L’histoire littéraire intégrée doit donc se comprendre comme un cadre méthodologique et une manière de concevoir la littérature, riches de l’apport des études culturelles pratiquées dans le monde anglophone, mais avec cette volonté spécifique d’ancrer l’analyse dans l’histoire, nationale et transnationale (voir le projet 2016-2023). En appliquant à une « littérature nationale » des orientations critiques issues de la littérature comparée, en la mettant notamment en dialogue avec d’autres expressions littéraires en français, qu’elles soient issues ou non de l’expansion impériale, le CERIEL souhaite poursuivre son travail de décloisonnement des habitudes disciplinaires ou séculaires, dans la lignée de French Global, édité par Christie McDonald ou Susan Suleiman en 2014. Le programme d’intégration énoncé par les contributeurs de ce volume propose en effet l’avantage de pouvoir être développé contre d’autres partitions historiquement construites, comme l’opposition entre « littérature générale » et « littératures qualifiées » (« populaires », « policières », « de jeunesse » ou « de science-fiction »), ou entre littérature et sciences. Sur ce dernier point, le CERIEL se situe aussi dans le sillage des travaux de l’historienne des sciences Isabelle Stengers et de la philosophe Judith Schlanger, en particulier Les concepts scientifiques. Invention et pouvoir, publié en 1988, ouvrage qui montre que la « dimension heuristique du langage » est au cœur de la démarche scientifique, et qu’elle nourrit une « pensée inventive » mobilisant potentiellement les mêmes facultés que la création littéraire. L’histoire des échanges et des interactions entre discours littéraire et discours scientifique, envisagée sous l’angle d’une inventivité partagée ne se limitant pas à la seule question des transferts de savoirs, continuera de nourrir la réflexion générale d’une histoire littéraire intégrée. Centrée sur une autre manière de concevoir l’histoire littéraire, et sur la remise en cause des délimitations qui habituellement la configurent, le projet du CERIEL s’inscrit donc résolument dans les deux axes généraux de l’UR 1337 (« littérature et histoire » ; « frontières et transfert »), qui sont reconduits pour le prochain contrat, mais également dans le nouvel axe, « littérature et écologie », mis en œuvre à compter de 2023.
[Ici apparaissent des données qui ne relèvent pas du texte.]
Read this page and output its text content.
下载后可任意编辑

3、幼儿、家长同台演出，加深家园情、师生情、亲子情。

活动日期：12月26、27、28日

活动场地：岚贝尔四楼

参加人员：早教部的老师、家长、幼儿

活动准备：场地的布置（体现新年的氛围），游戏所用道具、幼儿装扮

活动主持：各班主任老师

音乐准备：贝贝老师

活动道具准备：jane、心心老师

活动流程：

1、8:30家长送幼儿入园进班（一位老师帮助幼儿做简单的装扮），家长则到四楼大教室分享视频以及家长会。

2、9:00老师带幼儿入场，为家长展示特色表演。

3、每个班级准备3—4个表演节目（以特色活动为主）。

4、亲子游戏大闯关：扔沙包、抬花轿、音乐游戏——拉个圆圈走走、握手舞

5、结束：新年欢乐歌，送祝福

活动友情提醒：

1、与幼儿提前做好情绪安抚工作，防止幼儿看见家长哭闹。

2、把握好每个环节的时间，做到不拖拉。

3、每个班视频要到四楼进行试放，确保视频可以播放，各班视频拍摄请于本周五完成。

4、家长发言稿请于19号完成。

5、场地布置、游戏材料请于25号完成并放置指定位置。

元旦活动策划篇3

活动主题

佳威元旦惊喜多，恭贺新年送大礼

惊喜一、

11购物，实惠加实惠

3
Ce cadre général accueillera, pour le prochain projet, des objets nouveaux, en lien avec les thématiques de l’ITI Lethica (Littératures, éthique & arts) lancé en 2021, auquel plusieurs membres du CERIEL participent déjà activement. Le CERIEL, qui accueille en 2023 une chaire Gutenberg consacrée aux liens entre propagande et écologie (chaire ECOPROP attribuée au prof. Dominic Thomas, UCLA, et qui permettra également le recrutement d’un contrat de recherches postdoctorales, en 2023-2024), travaillera en outre en étroite collaboration avec la chaire de professeur junior ECOLIT (« Littérature et écologie ») rattachée au CELAR. Il poursuivra enfin sa collaboration avec L’Europe des Lettres, dont l’approche est à bien des égards complémentaire de celle d’une histoire littéraire intégrée : elle envisage en effet selon une méthodologie propre à la littérature comparée, d’autres aires linguistiques, et d’autres types de décloisonnement.

    Afin de concrétiser et poursuivre ces collaborations, le CERIEL a choisi de se concentrer, lors de son prochain projet quinquennal, sur la question de l’ethos démocratique, compris comme une manière d’être/de vivre en démocratie, question qui a pour corollaire celle des valeurs éthiques attachées aux principes démocratiques. Le CERIEL pourra ainsi participer à la réflexion portée par Lethica, en renouant avec l’approche plus politique qui a fondé son expertise, et contribué à sa notoriété (autour des « fictions du politique », séminaires 2004-2010, ou des « mémoires de l’événement », séminaires 2014-2015 et 2015-2016). Cette veine politique a de fait toujours été présente dans les travaux collectifs du CERIEL (séminaire « Fictions du futur », 2017-2019 ; séminaire « Être contemporain(s) », 2019-2020) qui, en raison de son empan chronologique (XIXe-XXIe siècles), a naturellement été amené à traiter en priorité de l’ère démocratique.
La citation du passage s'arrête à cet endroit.